By Fran Kelly
This article and images have been reproduced from the ANZAC Day Commemoration Committee publication, ANZAC Day 2004, which is on sale on-line, here.
On Remembrance Day 2003, thousands of Australians attended a dedication service in London’s Hyde Park for a new Australian war memorial.
The dedication ceremony 11 November 2003. Photograph courtesy Australian High Commission, London.
The British Coldstream guards played Waltzing Matilda and thousands of Australians, many wearing green and gold and waving Australian flags, looked on as the Queen and Prime Minister John Howard unveiled a plaque dedicating the new memorial.
An artist's impression of the memorial. Image courtesy Department of Veterans' Affairs. Note: The memorial features a long, curving wall of West Australian green granite, reflecting the sweep of the Australian landscape. Inscribed on the wall are the names of 47 battle sites where Australian and British military personnel fought, superimposed upon the names of 24,000 home towns of Australian men and women who served during the two world wars, many of whom were never to return. The periodic flow of water across the wall highlights these names and is designed to evoke memories of the suffering and loss felt by all. The memorial is expected to be visited by many of the 250,000 Australians who visit London annually. Information courtesy Department of Veterans Affairs.
The ceremony started at the local time of the Remembrance Day observance -- the 11th hour of the 11th day of the 11th month.
Opposition leader Simon Crean, the chief of the Australian Defence Force, General Peter Cosgrove, and 27 Australian World War 2 veterans were also present.
The Queen and Mr Howard unveiled the Australian-designed and built memorial, a tribute to the 1.5 million Australians who served in the two world wars.
Mr Howard paid tribute to those who he said endured great peril and defeated great menace.
‘In recognising the many thousands of Australians who served and fought and died alongside their British allies, we re-affirm the enduring hope of a world set free from hate’, he said.
‘In mourning our fallen, in numbers still difficult to comprehend, we also acknowledge the terrible power of those forces that would conspire against such a dream.’
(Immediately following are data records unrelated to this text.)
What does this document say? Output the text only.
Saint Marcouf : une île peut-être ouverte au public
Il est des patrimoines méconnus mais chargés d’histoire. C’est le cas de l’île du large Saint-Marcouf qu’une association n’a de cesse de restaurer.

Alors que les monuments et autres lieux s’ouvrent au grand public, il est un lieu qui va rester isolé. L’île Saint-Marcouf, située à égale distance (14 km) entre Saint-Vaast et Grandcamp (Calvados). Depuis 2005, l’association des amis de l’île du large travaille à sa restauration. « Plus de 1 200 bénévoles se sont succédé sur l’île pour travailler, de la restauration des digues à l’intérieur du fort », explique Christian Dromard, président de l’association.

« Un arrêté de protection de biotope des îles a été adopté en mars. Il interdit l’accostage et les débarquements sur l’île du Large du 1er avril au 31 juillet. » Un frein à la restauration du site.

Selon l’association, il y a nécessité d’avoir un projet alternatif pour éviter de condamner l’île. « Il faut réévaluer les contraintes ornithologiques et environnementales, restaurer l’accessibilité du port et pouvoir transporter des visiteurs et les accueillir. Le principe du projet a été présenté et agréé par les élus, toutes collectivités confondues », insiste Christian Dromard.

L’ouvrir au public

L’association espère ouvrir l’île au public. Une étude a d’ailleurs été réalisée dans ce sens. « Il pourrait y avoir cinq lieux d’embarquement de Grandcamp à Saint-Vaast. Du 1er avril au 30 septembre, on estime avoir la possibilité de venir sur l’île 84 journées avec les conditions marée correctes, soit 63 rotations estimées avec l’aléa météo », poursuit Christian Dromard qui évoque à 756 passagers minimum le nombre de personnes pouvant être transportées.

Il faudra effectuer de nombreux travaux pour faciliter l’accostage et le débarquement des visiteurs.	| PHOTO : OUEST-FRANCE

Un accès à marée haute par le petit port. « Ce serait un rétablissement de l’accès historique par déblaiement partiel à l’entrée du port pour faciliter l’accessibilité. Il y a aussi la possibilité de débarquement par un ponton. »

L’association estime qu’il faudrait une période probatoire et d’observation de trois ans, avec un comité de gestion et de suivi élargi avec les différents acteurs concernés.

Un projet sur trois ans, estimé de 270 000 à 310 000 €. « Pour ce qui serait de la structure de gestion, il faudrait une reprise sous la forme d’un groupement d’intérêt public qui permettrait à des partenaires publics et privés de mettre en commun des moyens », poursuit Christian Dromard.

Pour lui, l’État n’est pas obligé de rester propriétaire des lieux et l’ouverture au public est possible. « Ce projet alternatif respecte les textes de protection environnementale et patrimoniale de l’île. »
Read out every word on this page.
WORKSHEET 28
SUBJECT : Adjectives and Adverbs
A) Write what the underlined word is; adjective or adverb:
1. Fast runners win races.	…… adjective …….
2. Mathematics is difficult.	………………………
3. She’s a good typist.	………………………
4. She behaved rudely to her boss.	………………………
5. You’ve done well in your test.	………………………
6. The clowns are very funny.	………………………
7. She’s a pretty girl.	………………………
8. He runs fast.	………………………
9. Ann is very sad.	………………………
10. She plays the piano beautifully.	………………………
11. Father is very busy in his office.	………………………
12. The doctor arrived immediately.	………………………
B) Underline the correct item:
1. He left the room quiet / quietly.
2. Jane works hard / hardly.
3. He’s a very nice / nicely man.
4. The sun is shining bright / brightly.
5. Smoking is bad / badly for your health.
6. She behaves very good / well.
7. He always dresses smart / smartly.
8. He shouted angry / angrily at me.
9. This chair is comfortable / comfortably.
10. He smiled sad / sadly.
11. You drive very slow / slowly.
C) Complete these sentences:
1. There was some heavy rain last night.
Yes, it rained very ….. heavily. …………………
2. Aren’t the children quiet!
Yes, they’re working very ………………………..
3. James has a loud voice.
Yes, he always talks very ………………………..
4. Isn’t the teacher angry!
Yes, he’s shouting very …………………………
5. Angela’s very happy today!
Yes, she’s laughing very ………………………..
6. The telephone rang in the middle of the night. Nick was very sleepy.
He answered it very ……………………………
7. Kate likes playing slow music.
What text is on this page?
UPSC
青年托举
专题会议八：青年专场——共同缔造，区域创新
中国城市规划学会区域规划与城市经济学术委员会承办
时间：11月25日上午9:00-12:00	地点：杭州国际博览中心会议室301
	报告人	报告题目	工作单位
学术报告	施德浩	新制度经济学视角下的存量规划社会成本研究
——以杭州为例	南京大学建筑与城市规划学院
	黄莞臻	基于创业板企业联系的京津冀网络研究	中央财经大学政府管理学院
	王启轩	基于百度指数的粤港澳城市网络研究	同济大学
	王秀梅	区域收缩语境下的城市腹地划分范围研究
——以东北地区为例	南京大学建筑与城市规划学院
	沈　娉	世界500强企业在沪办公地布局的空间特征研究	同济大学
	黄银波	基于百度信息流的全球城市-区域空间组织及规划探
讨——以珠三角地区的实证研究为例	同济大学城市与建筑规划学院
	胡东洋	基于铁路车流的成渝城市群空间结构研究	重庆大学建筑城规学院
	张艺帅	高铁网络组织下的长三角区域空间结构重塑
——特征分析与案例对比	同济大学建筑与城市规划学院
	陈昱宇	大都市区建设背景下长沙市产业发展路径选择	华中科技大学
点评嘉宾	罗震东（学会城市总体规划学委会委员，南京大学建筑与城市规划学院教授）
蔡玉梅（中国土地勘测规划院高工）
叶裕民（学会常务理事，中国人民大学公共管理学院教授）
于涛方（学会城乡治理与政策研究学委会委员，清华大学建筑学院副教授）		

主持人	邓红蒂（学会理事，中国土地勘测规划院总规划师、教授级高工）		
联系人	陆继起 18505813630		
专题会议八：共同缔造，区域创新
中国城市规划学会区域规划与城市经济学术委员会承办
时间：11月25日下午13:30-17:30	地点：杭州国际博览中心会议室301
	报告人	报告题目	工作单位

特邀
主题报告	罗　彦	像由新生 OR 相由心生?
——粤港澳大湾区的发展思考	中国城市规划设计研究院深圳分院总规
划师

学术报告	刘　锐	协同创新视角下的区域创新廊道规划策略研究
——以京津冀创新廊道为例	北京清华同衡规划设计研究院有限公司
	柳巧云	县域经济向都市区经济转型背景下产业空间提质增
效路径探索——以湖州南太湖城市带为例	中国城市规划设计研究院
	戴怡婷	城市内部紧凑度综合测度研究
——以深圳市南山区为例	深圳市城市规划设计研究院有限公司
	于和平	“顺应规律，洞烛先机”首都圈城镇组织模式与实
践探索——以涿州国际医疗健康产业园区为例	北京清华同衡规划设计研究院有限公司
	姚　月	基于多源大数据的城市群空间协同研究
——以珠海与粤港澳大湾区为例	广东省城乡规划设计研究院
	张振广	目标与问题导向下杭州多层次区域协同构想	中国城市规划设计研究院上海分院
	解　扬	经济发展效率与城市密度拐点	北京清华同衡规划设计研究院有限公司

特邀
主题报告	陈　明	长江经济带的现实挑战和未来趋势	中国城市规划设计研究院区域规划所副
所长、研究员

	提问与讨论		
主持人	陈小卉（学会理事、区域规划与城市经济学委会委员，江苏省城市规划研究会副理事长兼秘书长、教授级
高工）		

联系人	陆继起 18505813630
Courage, compassion Mr Howard told the Hyde Park Corner crowd that those Australian soldiers who gave their lives in war will not be forgotten.
‘With personal courage, compassion and bound by an unshakeable belief in each other they won for our nation the respect of the world and from their nation a debt of gratitude which those who have followed them can never repay’, Mr Howard said.
He said the memorial is a reminder of thousands of young lives lost and a nation changed forever by war.
One of those who came under fire during the Second World War was merchant seaman Ron Ware, a guest of honour at the ceremony.
‘How did I feel? Close to tears, it was so overwhelming. It was a wonderful experience’, he said.
The Queen also honoured the contribution of Australian soldiers and airmen, praising their dogged courage and sheer persistence.
British Prime Minister Tony Blair also joined in the unveiling ceremony, saying the new memorial will ensure his country never forgets the Australians who joined the two great wars.
Night raid Mr Blair recounted the story of Rawdon Hume Middleton from Yarrabandai in New South Wales, who was posthumously awarded the Victoria Cross.
Mr Blair said the World War 2 RAAF Flight Sergeant was on attachment to the Royal Air Force in 1942, when his Stirling bomber was damaged in a night raid on Turin.
But he refused to bail out and saved five of his own crew’s lives at the cost of his own.
‘Rawdon Middleton was just one of many brave Australian heroes who died defending freedom’, Mr Blair said.
‘Along with many others, we cherish his memory, we cherish their memory. We will never forget them.’
Queen Elizabeth also joined in paying tribute to the Australian soldiers who fought and gave their lives.
‘A full record of their service and sacrifice is inscribed on this memorial’, she said. ‘It will stand as permanent tribute to the partnership and sacrifice in a common cause.
‘All who pass by will be reminded of the immense contribution made by Australians to final victory.’